Coal seam in-situ inorganic analysis based on least angle regression and competitive adaptive reweighted sampling algorithm by XRF–visNIR fusion

Abstract

AbstractThe fusion of X-ray fluorescence spectroscopy (XRF) and visible near infrared spectroscopy (visNIR) has been widely used in geological exploration. The outer product analysis (OPA) has a good effect in the fusion. The dimension of the spectral matrix obtained by OPA is large, and the Competitive Adaptive Reweighted Sampling (CARS) cannot cover the whole spectrum. As a result, the selected variables by the method are inconsistent each time.
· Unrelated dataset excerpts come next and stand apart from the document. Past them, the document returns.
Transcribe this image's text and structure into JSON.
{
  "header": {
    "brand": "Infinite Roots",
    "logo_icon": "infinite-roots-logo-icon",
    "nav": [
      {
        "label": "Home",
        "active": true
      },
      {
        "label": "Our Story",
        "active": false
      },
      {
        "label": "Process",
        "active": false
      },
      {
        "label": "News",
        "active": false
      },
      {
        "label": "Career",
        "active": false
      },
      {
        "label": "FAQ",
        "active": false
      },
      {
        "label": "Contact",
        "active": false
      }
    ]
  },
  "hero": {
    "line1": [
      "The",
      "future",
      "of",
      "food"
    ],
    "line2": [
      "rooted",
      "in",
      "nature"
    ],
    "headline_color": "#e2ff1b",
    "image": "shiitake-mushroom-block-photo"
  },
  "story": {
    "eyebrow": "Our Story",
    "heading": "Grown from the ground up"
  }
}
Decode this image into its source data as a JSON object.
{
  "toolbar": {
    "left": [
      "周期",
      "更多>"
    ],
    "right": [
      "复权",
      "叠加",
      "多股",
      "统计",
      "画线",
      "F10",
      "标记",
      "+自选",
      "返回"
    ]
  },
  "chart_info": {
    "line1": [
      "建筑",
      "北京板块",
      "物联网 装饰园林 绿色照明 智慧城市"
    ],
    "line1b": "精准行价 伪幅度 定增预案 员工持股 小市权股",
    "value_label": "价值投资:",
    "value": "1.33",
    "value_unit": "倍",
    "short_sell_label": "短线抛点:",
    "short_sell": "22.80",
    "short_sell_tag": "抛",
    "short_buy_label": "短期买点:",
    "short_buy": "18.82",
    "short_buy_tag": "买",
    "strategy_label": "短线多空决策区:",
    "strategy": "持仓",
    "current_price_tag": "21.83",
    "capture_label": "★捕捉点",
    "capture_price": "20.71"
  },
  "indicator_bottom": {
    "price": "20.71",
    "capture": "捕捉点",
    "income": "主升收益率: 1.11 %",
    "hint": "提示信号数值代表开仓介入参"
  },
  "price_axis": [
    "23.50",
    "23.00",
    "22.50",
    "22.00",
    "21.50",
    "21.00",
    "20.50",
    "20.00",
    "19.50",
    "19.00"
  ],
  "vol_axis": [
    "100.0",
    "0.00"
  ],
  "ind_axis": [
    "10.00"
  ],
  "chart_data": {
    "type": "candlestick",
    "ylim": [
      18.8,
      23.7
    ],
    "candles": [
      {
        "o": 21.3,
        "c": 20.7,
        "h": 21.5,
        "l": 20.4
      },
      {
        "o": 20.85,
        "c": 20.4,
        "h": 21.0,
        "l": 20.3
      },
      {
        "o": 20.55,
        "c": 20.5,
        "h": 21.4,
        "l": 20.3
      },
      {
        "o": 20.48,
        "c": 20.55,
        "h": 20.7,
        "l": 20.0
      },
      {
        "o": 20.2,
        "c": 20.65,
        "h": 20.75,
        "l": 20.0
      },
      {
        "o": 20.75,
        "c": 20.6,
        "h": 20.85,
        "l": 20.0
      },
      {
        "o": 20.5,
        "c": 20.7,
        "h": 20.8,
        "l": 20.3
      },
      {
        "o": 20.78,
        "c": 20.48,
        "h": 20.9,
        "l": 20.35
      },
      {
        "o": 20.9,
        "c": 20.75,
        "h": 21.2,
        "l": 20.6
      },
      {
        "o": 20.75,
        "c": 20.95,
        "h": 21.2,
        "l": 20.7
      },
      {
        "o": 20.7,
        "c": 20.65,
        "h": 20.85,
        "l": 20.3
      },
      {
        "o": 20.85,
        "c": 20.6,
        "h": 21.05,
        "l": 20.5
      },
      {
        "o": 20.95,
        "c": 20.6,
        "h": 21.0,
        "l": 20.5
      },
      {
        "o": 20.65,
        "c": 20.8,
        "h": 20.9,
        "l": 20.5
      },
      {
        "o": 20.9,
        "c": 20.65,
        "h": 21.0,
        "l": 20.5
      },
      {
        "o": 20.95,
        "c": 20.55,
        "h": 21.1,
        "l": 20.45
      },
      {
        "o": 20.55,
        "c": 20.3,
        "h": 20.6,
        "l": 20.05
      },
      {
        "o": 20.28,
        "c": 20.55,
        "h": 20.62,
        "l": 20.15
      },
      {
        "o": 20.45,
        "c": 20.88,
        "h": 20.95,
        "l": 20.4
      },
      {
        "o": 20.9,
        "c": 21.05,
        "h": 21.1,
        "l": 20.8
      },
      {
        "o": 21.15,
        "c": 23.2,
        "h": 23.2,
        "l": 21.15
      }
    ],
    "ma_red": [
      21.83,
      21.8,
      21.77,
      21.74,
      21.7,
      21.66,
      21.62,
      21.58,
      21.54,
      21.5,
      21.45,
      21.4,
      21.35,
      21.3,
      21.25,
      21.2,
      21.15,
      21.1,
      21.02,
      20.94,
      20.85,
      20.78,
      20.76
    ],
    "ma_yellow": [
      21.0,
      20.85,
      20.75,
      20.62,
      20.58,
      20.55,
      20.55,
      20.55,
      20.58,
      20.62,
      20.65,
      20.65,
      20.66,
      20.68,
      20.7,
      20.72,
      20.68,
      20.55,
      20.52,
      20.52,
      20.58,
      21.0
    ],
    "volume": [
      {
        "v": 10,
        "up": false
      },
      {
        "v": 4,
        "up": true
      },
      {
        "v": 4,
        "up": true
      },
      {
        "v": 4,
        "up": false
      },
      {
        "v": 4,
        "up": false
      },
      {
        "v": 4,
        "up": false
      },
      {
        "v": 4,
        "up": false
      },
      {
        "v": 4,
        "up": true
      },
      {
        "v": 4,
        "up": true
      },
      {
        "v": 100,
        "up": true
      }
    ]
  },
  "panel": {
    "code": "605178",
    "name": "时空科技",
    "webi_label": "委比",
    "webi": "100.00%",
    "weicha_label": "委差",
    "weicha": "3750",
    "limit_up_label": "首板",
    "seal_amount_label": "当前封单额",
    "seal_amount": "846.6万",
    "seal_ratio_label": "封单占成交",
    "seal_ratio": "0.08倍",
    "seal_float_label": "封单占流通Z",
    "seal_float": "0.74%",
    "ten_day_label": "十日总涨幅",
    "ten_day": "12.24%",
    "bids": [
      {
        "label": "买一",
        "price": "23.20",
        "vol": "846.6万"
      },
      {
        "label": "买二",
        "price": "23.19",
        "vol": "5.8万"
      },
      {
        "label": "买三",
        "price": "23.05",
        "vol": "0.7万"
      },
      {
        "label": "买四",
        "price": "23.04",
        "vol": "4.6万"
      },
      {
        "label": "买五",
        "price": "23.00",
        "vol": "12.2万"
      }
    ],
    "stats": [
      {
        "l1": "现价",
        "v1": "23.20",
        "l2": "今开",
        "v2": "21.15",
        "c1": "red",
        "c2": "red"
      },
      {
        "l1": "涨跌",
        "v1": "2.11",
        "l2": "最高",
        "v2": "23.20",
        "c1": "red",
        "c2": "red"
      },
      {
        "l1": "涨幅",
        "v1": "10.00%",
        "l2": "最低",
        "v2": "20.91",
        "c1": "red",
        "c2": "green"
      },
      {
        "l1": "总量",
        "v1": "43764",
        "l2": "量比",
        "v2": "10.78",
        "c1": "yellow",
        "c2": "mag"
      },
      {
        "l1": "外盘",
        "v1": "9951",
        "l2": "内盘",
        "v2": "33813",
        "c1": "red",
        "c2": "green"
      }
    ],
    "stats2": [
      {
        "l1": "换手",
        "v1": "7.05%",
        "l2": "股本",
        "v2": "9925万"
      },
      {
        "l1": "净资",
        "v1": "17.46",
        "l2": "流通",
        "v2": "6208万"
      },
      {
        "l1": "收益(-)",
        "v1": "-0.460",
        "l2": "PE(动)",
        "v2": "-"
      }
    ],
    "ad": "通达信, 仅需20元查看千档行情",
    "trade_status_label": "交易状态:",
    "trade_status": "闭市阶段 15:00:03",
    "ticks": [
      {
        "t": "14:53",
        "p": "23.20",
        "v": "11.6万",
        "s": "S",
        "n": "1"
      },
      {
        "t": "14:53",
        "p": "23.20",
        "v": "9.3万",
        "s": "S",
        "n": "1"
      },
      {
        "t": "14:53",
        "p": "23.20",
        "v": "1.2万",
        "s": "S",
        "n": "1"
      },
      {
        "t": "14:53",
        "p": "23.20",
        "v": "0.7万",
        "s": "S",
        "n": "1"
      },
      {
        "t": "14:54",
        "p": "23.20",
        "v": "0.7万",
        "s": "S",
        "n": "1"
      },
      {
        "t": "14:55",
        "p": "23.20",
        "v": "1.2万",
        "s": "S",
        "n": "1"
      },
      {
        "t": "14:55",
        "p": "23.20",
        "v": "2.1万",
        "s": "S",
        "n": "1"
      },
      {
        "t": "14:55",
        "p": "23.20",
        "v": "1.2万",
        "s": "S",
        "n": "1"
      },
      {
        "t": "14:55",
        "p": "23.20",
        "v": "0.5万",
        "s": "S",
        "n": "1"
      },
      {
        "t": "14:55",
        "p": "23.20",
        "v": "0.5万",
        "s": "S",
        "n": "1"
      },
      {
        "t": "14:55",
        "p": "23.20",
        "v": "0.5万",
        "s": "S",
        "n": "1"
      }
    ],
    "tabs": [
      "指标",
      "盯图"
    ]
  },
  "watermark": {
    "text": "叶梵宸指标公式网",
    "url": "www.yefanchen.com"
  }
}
In this paper, a new feature variable screening method is proposed, which uses the Least Angle Regression (LAR) to select the high dimensional spectral matrix first, and then uses CARS to complete the secondary selection of the spectral matrix, forming the LAR-CARS algorithm. The purpose is to make the sampling method cover all the spectral data. XRF and visNIR tests were carried out on three cores in two boreholes, and a cross-validation set, validation set and a test set were established by combining the results of wavelength dispersion X-ray fluorescence spectrometer and ITRAX Core scanner in the laboratory. The quantitative model was established with the Extreme Gradient Boosting (XGBoost) and LAR-CARS was compared to these other algorithms (LAR, Successive Projections Algorithm, Monte Carlo uninformative variables elimination and CARS). The results showed that the RMSEP values of the models established by the LAR-CARS for six rock-forming elements (Si, Al, K, Ca, Fe, Ti) were relatively small, and the RPD ranges from 1.424 to 2.514. All these results show that the high-dimensional matrix formed by XRF and visNIR integration combined with LAR-CARS can be used for quantitative analysis of rock forming elements in in-situ coal seam cores, and the analysis results can be used as the basis for judging lithology. The research will provide necessary technical support for digital mine construction.